The controls are basic.  Move, Jump, Hold, and Dash.   The actual gameplay is in the mix of those controls.  First few levels have you take long jumps, then dash to reach a far wall.  The later levels have you double dashing, avoiding lava, throwing yourself on bricks with spikes, recharging the dash in midair, then doing it 3 more times.   It’s surreal how much better you get at the game near the end.  Running back into Zone 1 was a cakewalk.

The actual gameplay mechanics are straightforward.  Avoid falling, spikes, monsters, fire, and similar things.  Die and restart the subzone (which usually takes 5-10 seconds to clear).  Easy in concept, hard in practice.  You can collect strawberries for an additional challenge, though it has no practical benefit other than a slightly different ending (if you make a pie).  Each zone has a cassette tape which unlocks a B-side, a harder variant that has no strawberries.  There are 7 main zones, each with their own themes.  The final one is the Core and is a hell of a challenge.
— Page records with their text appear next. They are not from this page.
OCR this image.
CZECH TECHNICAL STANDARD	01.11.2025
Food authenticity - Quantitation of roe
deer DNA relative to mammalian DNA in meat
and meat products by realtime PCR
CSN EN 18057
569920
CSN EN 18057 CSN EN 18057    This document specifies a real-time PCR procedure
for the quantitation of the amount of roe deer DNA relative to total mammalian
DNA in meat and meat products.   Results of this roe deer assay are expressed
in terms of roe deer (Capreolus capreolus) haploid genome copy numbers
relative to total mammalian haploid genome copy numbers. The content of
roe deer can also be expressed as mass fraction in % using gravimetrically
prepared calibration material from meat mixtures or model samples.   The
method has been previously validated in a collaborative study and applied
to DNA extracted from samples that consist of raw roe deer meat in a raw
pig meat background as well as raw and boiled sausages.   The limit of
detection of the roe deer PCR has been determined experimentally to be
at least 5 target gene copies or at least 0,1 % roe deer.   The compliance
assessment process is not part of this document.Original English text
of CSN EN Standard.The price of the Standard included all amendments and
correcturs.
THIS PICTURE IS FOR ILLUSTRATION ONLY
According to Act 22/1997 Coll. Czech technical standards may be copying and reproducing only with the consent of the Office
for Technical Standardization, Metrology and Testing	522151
Celeste is one of those games where you always think “one more try” and then end up spending 30 minutes solving each additional puzzle.  And that’s what it is after all, each screen a puzzle of it’s own to solve.  It’s one of few games where I have to play with the D-pad rather than the analog, as some movements require way more precision in quick succession than my hands can handle.

I would be remiss not to mention the music.  It has that old school synth/midi vibe that fits just perfectly.  Each zone’s theme is well communicated, and the multi-screen boss “fights” feel like a true panic attack.  I’m not “done” with the game, but I do need a bit of a break from the heart racing.

Celeste is one of the few games I’ve ever played where I could not find any faults.  Never crashed, never felt I was cheated, no head scratchers.  It’s a shining example of what gaming can be.  A real must own.